1 yıl sonra ABD’li güvenlik ekipleri Harriman’ın konutunu taradı ve uzun süren aramalar sonunda dinleme mekanizması açığa çıkarıldı. Truva'dan beri yapılmış en dahice numara olarak gösterilen The Thing, diplomasi tarihinin en önemli casusluk örneklerinden biri olarak kayıtlara geçti.
DİPLOMATİK KRİZDE ORTAYA ÇIKTI
The Thing’in varlığı, yıllarca gizli tutuldu. Ancak 1960’ta Sovyetler’in bir ABD U-2 casus uçağını düşürmesinin ardından, Washington yönetimi konuyu uluslararası gündeme taşıdı. ABD Dışişleri Bakanlığı yetkilileri, Birleşmiş Milletler (BM) Güvenlik Konseyi toplantısında oyma ahşap mühürü kamuoyuna sundu.

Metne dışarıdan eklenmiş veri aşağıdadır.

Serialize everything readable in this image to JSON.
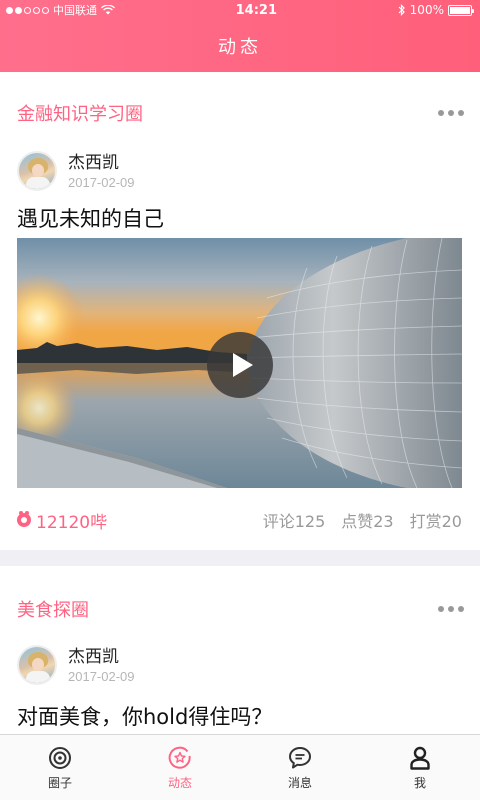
{
  "status_bar": {
    "carrier": "中国联通",
    "time": "14:21",
    "battery": "100%"
  },
  "nav": {
    "title": "动态"
  },
  "posts": [
    {
      "circle": "金融知识学习圈",
      "author": "杰西凯",
      "date": "2017-02-09",
      "title": "遇见未知的自己",
      "coins": "12120哔",
      "comments": "评论125",
      "likes": "点赞23",
      "rewards": "打赏20"
    },
    {
      "circle": "美食探圈",
      "author": "杰西凯",
      "date": "2017-02-09",
      "title": "对面美食，你hold得住吗？"
    }
  ],
  "tabs": [
    {
      "label": "圈子",
      "icon": "circle-icon"
    },
    {
      "label": "动态",
      "icon": "feed-star-icon",
      "active": true
    },
    {
      "label": "消息",
      "icon": "message-icon"
    },
    {
      "label": "我",
      "icon": "profile-icon"
    }
  ],
  "colors": {
    "accent": "#ff6383",
    "header": "#ff6f8c"
  }
}
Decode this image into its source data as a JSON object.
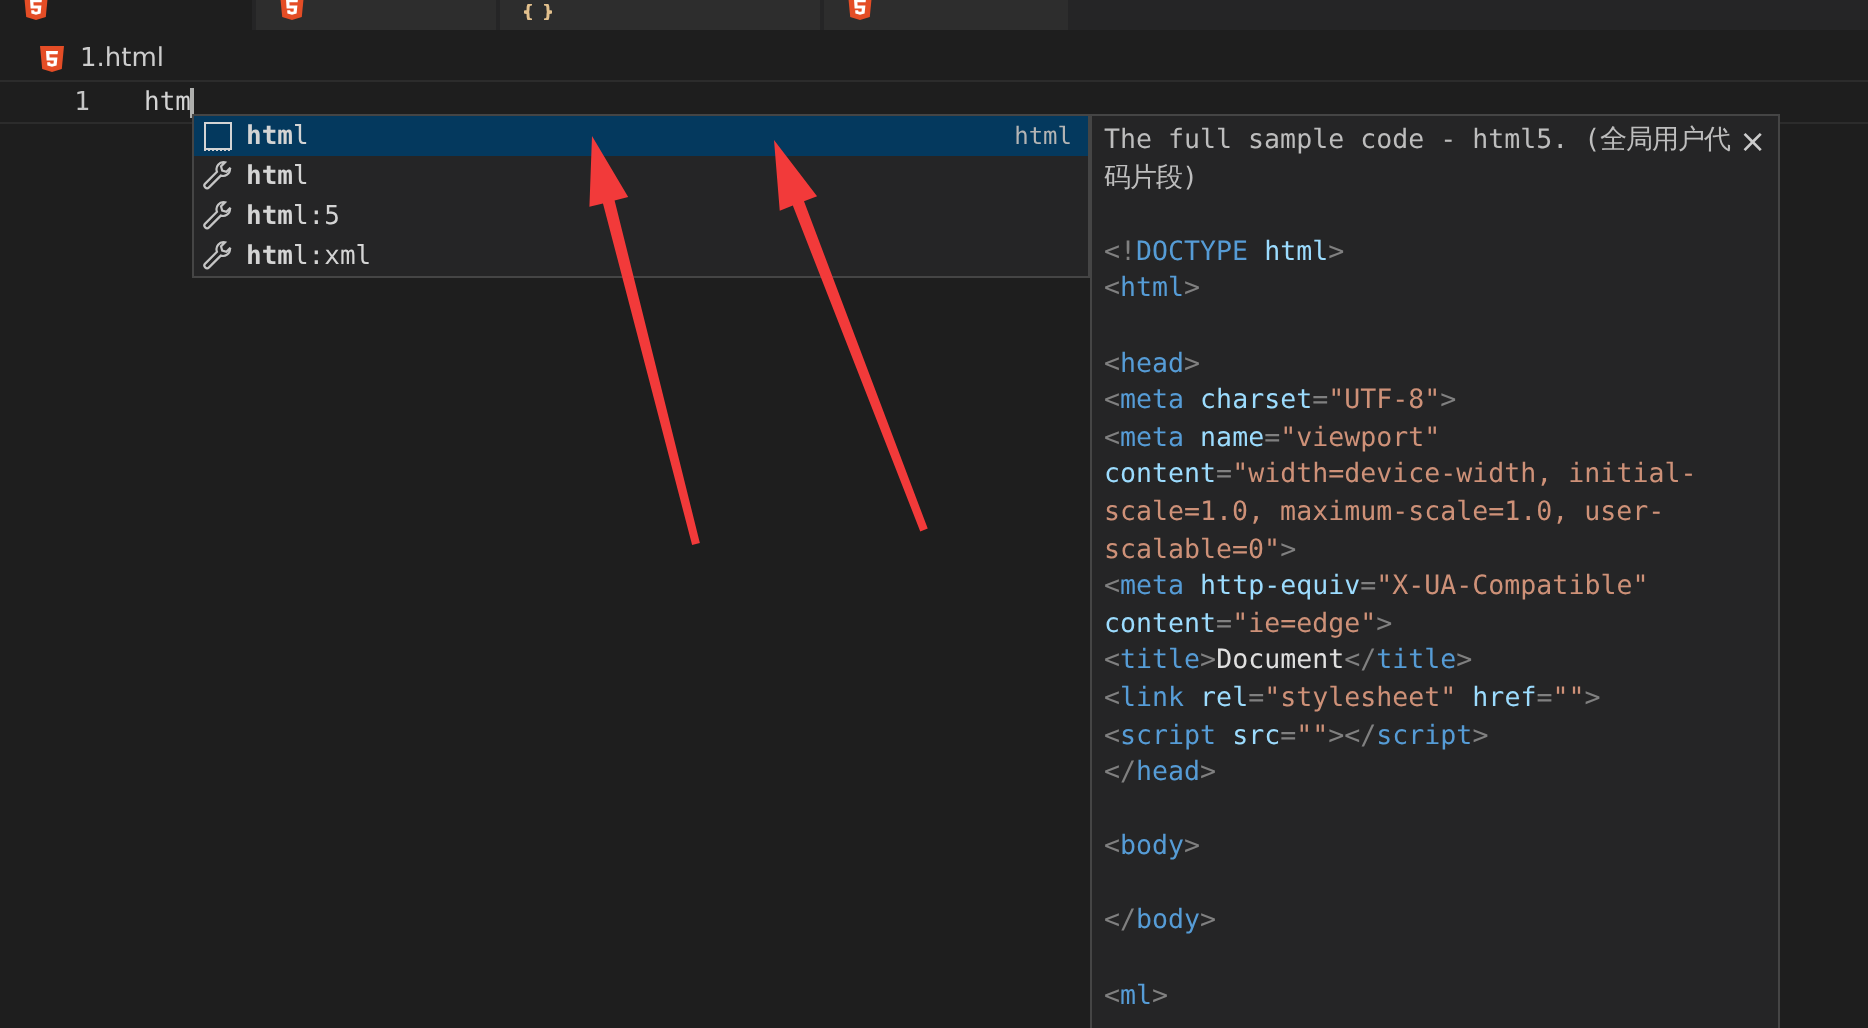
{
  "tabs": [
    {
      "kind": "html",
      "selected": true
    },
    {
      "kind": "html",
      "selected": false
    },
    {
      "kind": "braces",
      "selected": false
    },
    {
      "kind": "html",
      "selected": false
    }
  ],
  "breadcrumb": {
    "file": "1.html"
  },
  "editor": {
    "lines": [
      {
        "number": "1",
        "text": "htm"
      }
    ]
  },
  "suggest": {
    "items": [
      {
        "kind": "snippet",
        "label": "**htm**l",
        "detail": "html",
        "selected": true
      },
      {
        "kind": "wrench",
        "label": "**htm**l",
        "selected": false
      },
      {
        "kind": "wrench",
        "label": "**htm**l:5",
        "selected": false
      },
      {
        "kind": "wrench",
        "label": "**htm**l:xml",
        "selected": false
      }
    ]
  },
  "details": {
    "title": "The full sample code - html5. (全局用户代码片段)",
    "close": "×",
    "lines": [
      {
        "kind": "blank"
      },
      {
        "kind": "code",
        "tokens": [
          {
            "kind": "punct",
            "text": "<!"
          },
          {
            "kind": "tag",
            "text": "DOCTYPE"
          },
          {
            "kind": "attr",
            "text": " html"
          },
          {
            "kind": "punct",
            "text": ">"
          }
        ]
      },
      {
        "kind": "code",
        "tokens": [
          {
            "kind": "punct",
            "text": "<"
          },
          {
            "kind": "tag",
            "text": "html"
          },
          {
            "kind": "punct",
            "text": ">"
          }
        ]
      },
      {
        "kind": "blank"
      },
      {
        "kind": "code",
        "tokens": [
          {
            "kind": "punct",
            "text": "<"
          },
          {
            "kind": "tag",
            "text": "head"
          },
          {
            "kind": "punct",
            "text": ">"
          }
        ]
      },
      {
        "kind": "code",
        "tokens": [
          {
            "kind": "punct",
            "text": "<"
          },
          {
            "kind": "tag",
            "text": "meta"
          },
          {
            "kind": "attr",
            "text": " charset"
          },
          {
            "kind": "punct",
            "text": "="
          },
          {
            "kind": "string",
            "text": "\"UTF-8\""
          },
          {
            "kind": "punct",
            "text": ">"
          }
        ]
      },
      {
        "kind": "code",
        "tokens": [
          {
            "kind": "punct",
            "text": "<"
          },
          {
            "kind": "tag",
            "text": "meta"
          },
          {
            "kind": "attr",
            "text": " name"
          },
          {
            "kind": "punct",
            "text": "="
          },
          {
            "kind": "string",
            "text": "\"viewport\""
          }
        ]
      },
      {
        "kind": "code",
        "tokens": [
          {
            "kind": "attr",
            "text": "content"
          },
          {
            "kind": "punct",
            "text": "="
          },
          {
            "kind": "string",
            "text": "\"width=device-width, initial-"
          }
        ]
      },
      {
        "kind": "code",
        "tokens": [
          {
            "kind": "string",
            "text": "scale=1.0, maximum-scale=1.0, user-"
          }
        ]
      },
      {
        "kind": "code",
        "tokens": [
          {
            "kind": "string",
            "text": "scalable=0\""
          },
          {
            "kind": "punct",
            "text": ">"
          }
        ]
      },
      {
        "kind": "code",
        "tokens": [
          {
            "kind": "punct",
            "text": "<"
          },
          {
            "kind": "tag",
            "text": "meta"
          },
          {
            "kind": "attr",
            "text": " http-equiv"
          },
          {
            "kind": "punct",
            "text": "="
          },
          {
            "kind": "string",
            "text": "\"X-UA-Compatible\""
          }
        ]
      },
      {
        "kind": "code",
        "tokens": [
          {
            "kind": "attr",
            "text": "content"
          },
          {
            "kind": "punct",
            "text": "="
          },
          {
            "kind": "string",
            "text": "\"ie=edge\""
          },
          {
            "kind": "punct",
            "text": ">"
          }
        ]
      },
      {
        "kind": "code",
        "tokens": [
          {
            "kind": "punct",
            "text": "<"
          },
          {
            "kind": "tag",
            "text": "title"
          },
          {
            "kind": "punct",
            "text": ">"
          },
          {
            "kind": "text",
            "text": "Document"
          },
          {
            "kind": "punct",
            "text": "</"
          },
          {
            "kind": "tag",
            "text": "title"
          },
          {
            "kind": "punct",
            "text": ">"
          }
        ]
      },
      {
        "kind": "code",
        "tokens": [
          {
            "kind": "punct",
            "text": "<"
          },
          {
            "kind": "tag",
            "text": "link"
          },
          {
            "kind": "attr",
            "text": " rel"
          },
          {
            "kind": "punct",
            "text": "="
          },
          {
            "kind": "string",
            "text": "\"stylesheet\""
          },
          {
            "kind": "attr",
            "text": " href"
          },
          {
            "kind": "punct",
            "text": "="
          },
          {
            "kind": "string",
            "text": "\"\""
          },
          {
            "kind": "punct",
            "text": ">"
          }
        ]
      },
      {
        "kind": "code",
        "tokens": [
          {
            "kind": "punct",
            "text": "<"
          },
          {
            "kind": "tag",
            "text": "script"
          },
          {
            "kind": "attr",
            "text": " src"
          },
          {
            "kind": "punct",
            "text": "="
          },
          {
            "kind": "string",
            "text": "\"\""
          },
          {
            "kind": "punct",
            "text": "></"
          },
          {
            "kind": "tag",
            "text": "script"
          },
          {
            "kind": "punct",
            "text": ">"
          }
        ]
      },
      {
        "kind": "code",
        "tokens": [
          {
            "kind": "punct",
            "text": "</"
          },
          {
            "kind": "tag",
            "text": "head"
          },
          {
            "kind": "punct",
            "text": ">"
          }
        ]
      },
      {
        "kind": "blank"
      },
      {
        "kind": "code",
        "tokens": [
          {
            "kind": "punct",
            "text": "<"
          },
          {
            "kind": "tag",
            "text": "body"
          },
          {
            "kind": "punct",
            "text": ">"
          }
        ]
      },
      {
        "kind": "blank"
      },
      {
        "kind": "code",
        "tokens": [
          {
            "kind": "punct",
            "text": "</"
          },
          {
            "kind": "tag",
            "text": "body"
          },
          {
            "kind": "punct",
            "text": ">"
          }
        ]
      },
      {
        "kind": "blank"
      },
      {
        "kind": "code",
        "tokens": [
          {
            "kind": "punct",
            "text": "<"
          },
          {
            "kind": "tag",
            "text": "ml"
          },
          {
            "kind": "punct",
            "text": ">"
          }
        ]
      }
    ]
  },
  "annotations": [
    {
      "kind": "arrow"
    },
    {
      "kind": "arrow"
    }
  ]
}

BBC'nin haberine göre, ABD karşı gözetleme uzmanı John Little, konunun BM'ye taşınmasının büyükelçilik konutuna yapılan sızmanın yol açtığı güvenlik açığının büyüklüğünü gözler önüne serdiğini belirtti. Little, İngiliz karşı istihbaratının da cihaz üzerinde kapsamlı incelemeler yaptığını açıkladı. İngiltere'nin “SATYR” kod adını verdiği proje, Batı istihbaratlarında köklü değişimi başlatan temel olaylardan biri olarak görülüyor.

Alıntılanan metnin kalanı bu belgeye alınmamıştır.